There are several services that let you swap files and data between Android devices and PCs. But now it appears Google is building such a feature into Android itself, dubbed 'Copresence.'
At least that's the best guess. It's not clear what Copresence does, exactly, but from what limited information is available the new feature appears to be similar to Apple's AirDrop service for iOS and OS X Yosemite devices.
Unlike Apple's AirDrop, however, Copresence could work on Android, iOS, and possibly Chrome.
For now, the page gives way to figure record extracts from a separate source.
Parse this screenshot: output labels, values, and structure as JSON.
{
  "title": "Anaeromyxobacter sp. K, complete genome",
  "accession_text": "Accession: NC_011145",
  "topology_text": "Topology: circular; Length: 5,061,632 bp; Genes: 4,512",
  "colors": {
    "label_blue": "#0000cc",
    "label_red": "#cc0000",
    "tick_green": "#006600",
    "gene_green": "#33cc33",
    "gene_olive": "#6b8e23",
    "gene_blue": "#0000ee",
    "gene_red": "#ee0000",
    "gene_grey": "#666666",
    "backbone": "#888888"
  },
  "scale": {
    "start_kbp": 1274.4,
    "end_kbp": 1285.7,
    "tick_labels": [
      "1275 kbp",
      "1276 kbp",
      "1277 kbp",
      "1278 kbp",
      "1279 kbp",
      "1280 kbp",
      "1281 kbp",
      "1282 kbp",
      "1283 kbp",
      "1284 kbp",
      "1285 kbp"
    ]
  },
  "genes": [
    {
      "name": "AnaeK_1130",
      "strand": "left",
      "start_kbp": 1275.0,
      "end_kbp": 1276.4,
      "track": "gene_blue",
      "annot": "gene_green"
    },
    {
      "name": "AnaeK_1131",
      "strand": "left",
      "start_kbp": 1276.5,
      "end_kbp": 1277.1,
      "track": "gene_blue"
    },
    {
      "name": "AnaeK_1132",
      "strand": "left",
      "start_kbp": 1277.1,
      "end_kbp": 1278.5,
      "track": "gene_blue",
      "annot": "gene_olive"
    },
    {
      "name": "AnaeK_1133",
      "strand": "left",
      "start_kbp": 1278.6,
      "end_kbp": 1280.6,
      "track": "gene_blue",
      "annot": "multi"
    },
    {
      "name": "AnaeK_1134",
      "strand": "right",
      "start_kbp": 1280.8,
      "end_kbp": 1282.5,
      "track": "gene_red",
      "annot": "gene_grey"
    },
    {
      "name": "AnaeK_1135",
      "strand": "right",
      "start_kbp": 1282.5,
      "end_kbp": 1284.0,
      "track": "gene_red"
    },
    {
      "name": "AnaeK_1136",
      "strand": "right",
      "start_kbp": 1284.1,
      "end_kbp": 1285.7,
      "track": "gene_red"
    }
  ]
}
Why this matters: Sending and receiving files between mobile devices is not as simple as it could be, which is why Android apps such as AirDroid are so handy. NFC-enabled Android devices can use Android Beam to share data, but many users don't even know it's there and Beam is limited to Android devices. With AirDrop expanding across Apple's platform to include Macs, Google may be looking to maintain feature parity across its mobile and PC platforms.
Google Play hints
The bulk of the information about Copresence comes courtesy of teardowns of the latest Google Play Services update. Sites such as Android Police and TechAeris took a peek into the APK, revealing references to Copresence. This included some art work that shows files and data being transferred between devices.
Android Police says that two devices sharing via Copresence would first authenticate with each other using Bluetooth or maybe even location data. Then files and other data would be transferred using Wi-Fi or Wi-Fi Direct.
Beyond Android, there are also references to Copresence in Google's developer documentation for Chrome. Copresence for Chrome is currently an experimental application programming interface (API) for the developer channel. Google describes Copresence as a way to "communicate with other nearby devices using Google's copresence service."
It's not clear when Copresence might roll out, or if it even will, but we've been expecting something like this from Google for some time. In September 2013, Google acquired Bump, the file swapping app for Android and iOS. The standalone app exited Google Play and Apple's App Store in January.